In einem kürzlich durch den Hohen Rat (Oberster Gerichtshof in den Niederlanden) ausgesprochenen Berufungsurteil ging es unter anderem um die Verantwortung der Geschäftsführer eines Joint Venture. Dies ist insofern bemerkenswert, da das Joint Venture eine größere Vertragsfreiheit und eine flexiblere Rechtsform als beispielsweise eine BV (GmbH nach niederländischem Recht) erlaubt. Wessen Interessen sollte die Geschäftsführung innerhalb eines Joint Venture dienen und wann handelt es sich um Missmanagement?
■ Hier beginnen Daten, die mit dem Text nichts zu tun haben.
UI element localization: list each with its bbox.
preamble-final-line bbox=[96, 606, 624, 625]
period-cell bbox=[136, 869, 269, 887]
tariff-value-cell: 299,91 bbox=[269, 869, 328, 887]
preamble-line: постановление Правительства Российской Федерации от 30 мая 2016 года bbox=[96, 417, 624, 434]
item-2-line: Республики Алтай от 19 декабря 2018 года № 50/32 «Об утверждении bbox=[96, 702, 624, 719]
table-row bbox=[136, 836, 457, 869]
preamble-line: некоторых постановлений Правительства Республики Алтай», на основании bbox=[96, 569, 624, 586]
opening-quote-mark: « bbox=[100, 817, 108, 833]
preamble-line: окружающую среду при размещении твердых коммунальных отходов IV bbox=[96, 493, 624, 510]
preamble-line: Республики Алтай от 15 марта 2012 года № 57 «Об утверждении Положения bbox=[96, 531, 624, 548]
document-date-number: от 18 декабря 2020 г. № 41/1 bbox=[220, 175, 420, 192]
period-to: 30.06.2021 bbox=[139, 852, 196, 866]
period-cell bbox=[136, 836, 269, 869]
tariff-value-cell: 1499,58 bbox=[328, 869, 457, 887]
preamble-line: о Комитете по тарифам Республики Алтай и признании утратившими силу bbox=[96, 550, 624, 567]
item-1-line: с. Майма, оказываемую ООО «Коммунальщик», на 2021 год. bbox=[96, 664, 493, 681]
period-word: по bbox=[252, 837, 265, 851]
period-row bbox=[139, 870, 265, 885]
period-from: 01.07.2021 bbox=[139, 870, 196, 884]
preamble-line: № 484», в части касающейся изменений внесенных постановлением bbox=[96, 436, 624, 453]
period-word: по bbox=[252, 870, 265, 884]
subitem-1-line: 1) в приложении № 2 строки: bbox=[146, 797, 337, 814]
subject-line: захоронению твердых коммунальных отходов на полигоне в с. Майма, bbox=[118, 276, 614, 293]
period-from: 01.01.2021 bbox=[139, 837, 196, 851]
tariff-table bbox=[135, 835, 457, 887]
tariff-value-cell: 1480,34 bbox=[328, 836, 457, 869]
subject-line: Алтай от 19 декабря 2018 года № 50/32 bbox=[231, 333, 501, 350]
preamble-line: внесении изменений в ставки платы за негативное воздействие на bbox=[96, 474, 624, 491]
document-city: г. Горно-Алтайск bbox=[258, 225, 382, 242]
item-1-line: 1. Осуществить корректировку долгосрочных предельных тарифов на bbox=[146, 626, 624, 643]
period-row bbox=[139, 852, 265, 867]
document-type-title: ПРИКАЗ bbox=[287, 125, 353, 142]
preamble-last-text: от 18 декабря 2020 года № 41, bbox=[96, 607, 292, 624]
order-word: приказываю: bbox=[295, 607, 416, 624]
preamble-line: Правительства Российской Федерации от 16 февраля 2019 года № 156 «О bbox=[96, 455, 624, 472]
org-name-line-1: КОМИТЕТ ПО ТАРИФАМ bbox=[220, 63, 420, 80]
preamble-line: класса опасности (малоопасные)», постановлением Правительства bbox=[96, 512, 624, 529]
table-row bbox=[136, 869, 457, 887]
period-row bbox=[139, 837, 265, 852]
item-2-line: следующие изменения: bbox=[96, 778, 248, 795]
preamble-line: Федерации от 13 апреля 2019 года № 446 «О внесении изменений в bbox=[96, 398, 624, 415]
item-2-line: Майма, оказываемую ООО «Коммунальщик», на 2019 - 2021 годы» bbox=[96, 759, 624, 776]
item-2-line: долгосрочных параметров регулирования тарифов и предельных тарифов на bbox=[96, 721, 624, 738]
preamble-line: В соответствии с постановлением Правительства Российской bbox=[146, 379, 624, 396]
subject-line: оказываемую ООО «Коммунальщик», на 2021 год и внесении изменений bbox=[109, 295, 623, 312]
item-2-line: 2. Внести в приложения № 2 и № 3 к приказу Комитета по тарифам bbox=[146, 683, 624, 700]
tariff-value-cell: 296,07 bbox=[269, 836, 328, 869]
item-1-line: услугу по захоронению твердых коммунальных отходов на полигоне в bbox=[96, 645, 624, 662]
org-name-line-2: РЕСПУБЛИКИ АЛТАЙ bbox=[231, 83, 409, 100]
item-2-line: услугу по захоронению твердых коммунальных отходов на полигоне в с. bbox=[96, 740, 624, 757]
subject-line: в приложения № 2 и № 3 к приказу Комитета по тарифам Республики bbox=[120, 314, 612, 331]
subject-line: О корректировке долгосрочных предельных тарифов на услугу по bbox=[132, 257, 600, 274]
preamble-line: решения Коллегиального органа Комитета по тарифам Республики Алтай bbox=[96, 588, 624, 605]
Hidde Reitsma, Anwalt für Unternehmensrecht, legt den Fall dar.

 

Joint Venture: Zusammenarbeit mit großer Eigenständigkeit

Ein Joint Venture ist als langfristige Kooperation von zwei oder mehreren eigenständigen Unternehmen zu verstehen. Diese Zusammenarbeit findet (meist) innerhalb eines rechtlich selbständigen Unternehmens statt und kennt hinsichtlich der Kooperation und der Beziehung der Partner innerhalb des Joint Venture viele Freiheiten. Die Beziehungen in einem Gemeinschaftsunternehmen werden häufig in einem speziellen Joint Venture- Vertrag Die Urkunde, worin ein Vertrag zwischen den Parteien begründet wird. In weiterem Sinn wird damit auch der Vertrag selbst bezeichnet.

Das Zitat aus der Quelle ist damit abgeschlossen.